The Open 2019: The Open 2019:
LOCH 8, PAR 4, 393 METER

DUNLUCE


"Das zweite brandneue Loch in Portrush ist ein Dogleg nach links, auf dem der Driver über massive Dünen gespielt werden muss. Von den Backtees ist eine Carry-Länge von 220 Metern nötig, um ein tiefes Tal zu überqueren und das Fairway zu erreichen. Rechts der Drive-Landezone warten zwei tiefe Bunker auf ungenau gespielte Abschläge. Die optimale Linie vom Abschlag führt direkt auf den zweiten Bunker zu, der 280 Meter entfernt lauert. Die meisten Spieler werden also zu einem Schläger greifen, der es unmöglich macht, den Bunker tatsächlich zu treffen, und den Ball kurz davor ablegen. Der Wind kommt an dieser Spielbahn meistens von hinten und muss beim Tee-Shot ebenfalls beachtet werden."
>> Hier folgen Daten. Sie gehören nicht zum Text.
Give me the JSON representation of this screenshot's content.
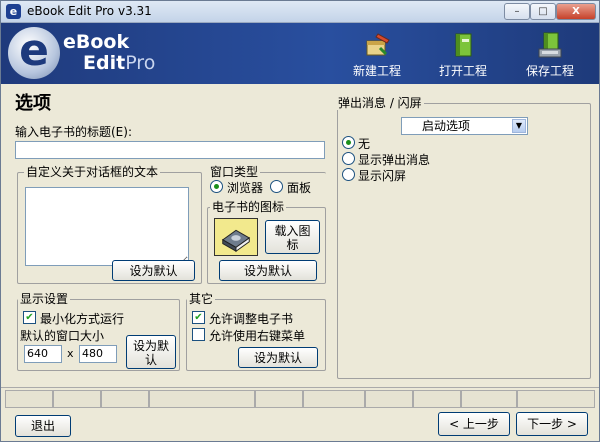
{
  "window": {
    "title": "eBook Edit Pro v3.31",
    "close": "X",
    "min": "–",
    "max": "□"
  },
  "banner": {
    "logo_letter": "e",
    "logo_line1": "eBook",
    "logo_line2_a": "Edit",
    "logo_line2_b": "Pro",
    "toolbar": {
      "new": "新建工程",
      "open": "打开工程",
      "save": "保存工程"
    }
  },
  "page": {
    "title": "选项",
    "book_title_label": "输入电子书的标题(E):",
    "book_title_value": ""
  },
  "about_group": {
    "title": "自定义关于对话框的文本",
    "default_btn": "设为默认"
  },
  "window_type": {
    "title": "窗口类型",
    "browser": "浏览器",
    "panel": "面板",
    "selected": "browser"
  },
  "icon_group": {
    "title": "电子书的图标",
    "load_line1": "载入图",
    "load_line2": "标",
    "default_btn": "设为默认"
  },
  "display": {
    "title": "显示设置",
    "minimized_label": "最小化方式运行",
    "minimized_checked": true,
    "size_label": "默认的窗口大小",
    "width": "640",
    "x_sep": "x",
    "height": "480",
    "default_line1": "设为默",
    "default_line2": "认"
  },
  "other": {
    "title": "其它",
    "resize_label": "允许调整电子书",
    "resize_checked": true,
    "rightmenu_label": "允许使用右键菜单",
    "rightmenu_checked": false,
    "default_btn": "设为默认"
  },
  "splash": {
    "title": "弹出消息 / 闪屏",
    "select_value": "启动选项",
    "options": [
      "无",
      "显示弹出消息",
      "显示闪屏"
    ],
    "selected_index": 0
  },
  "nav": {
    "exit": "退出",
    "prev": "< 上一步",
    "next": "下一步 >"
  },
  "colors": {
    "banner": "#294f9f",
    "window_bg": "#ece9d8",
    "accent": "#1d3a7d"
  }
}
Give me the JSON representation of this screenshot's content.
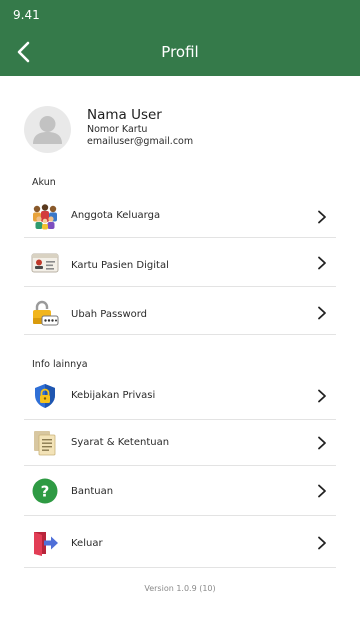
{
  "status_bar": {
    "time": "9.41"
  },
  "header": {
    "title": "Profil",
    "back_icon": "chevron-left-icon"
  },
  "user": {
    "name": "Nama User",
    "card_label": "Nomor Kartu",
    "email": "emailuser@gmail.com"
  },
  "sections": [
    {
      "label": "Akun",
      "items": [
        {
          "label": "Anggota Keluarga",
          "icon": "family-icon"
        },
        {
          "label": "Kartu Pasien Digital",
          "icon": "patient-card-icon"
        },
        {
          "label": "Ubah Password",
          "icon": "padlock-icon"
        }
      ]
    },
    {
      "label": "Info lainnya",
      "items": [
        {
          "label": "Kebijakan Privasi",
          "icon": "privacy-shield-icon"
        },
        {
          "label": "Syarat & Ketentuan",
          "icon": "terms-document-icon"
        },
        {
          "label": "Bantuan",
          "icon": "help-icon"
        },
        {
          "label": "Keluar",
          "icon": "logout-icon"
        }
      ]
    }
  ],
  "footer": {
    "version": "Version 1.0.9 (10)"
  },
  "colors": {
    "primary": "#357a4a",
    "background": "#ffffff",
    "divider": "#e3e3e3"
  }
}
WAS TRAUST DU DEN LOKALMATADOREN ZU?
"Shane Lowry ist zurzeit in starker Form, er könnte also tatsächlich um den Sieg mitspielen. Schließlich kennt er sich bestens mit den oft schwierigen Wetterbedingungen hier aus. Er hat auf unserem Golfplatz auch bereits gewonnen - die Northern Ireland Amateur Championship, die jedes Jahr in Portrush stattfindet. Shane verfügt über ein exzellentes kurzes Spiel und sein Händchen rund um die Grüns ist wirklich sagenhaft. Graeme McDowell, Rory und natürlich auch Darren Clarke können hier ebenfalls eine starke Woche haben. Darren wohnte viele Jahre lang direkt hinter der vierten Spielbahn. Er kennt den Platz wie kaum ein anderer."

LOCH 13, PAR 3, 175 METER

FEATHER BED


"Diese Spielbahn war früher einmal die 11 und ist immer noch eines der beliebtesten Fotomotive des Platzes. Hier wurde eine neue Teebox weiter hinten und ein wenig links des alten Abschlags angelegt. Die fünf tiefen Bunker rund um das Grün wurden nicht verändert. Es wurde diskutiert, dieses Loch von der ursprünglichen Teebox auf eine Fahnenposition vorne links im Grün zu spielen, was die Bunker vor dem Grün gehörig ins Spiel bringen würde. Es könnte also gut sein, dass diese Spielbahn während einer der vier Runden lediglich 137 Meter lang sein wird. Das Grün fällt von vorne nach hinten steil ab und auch zu weit nach links oder rechts gespielte Bälle rollen unweigerlich vom Grün. Hier ist absolute Präzision gefragt."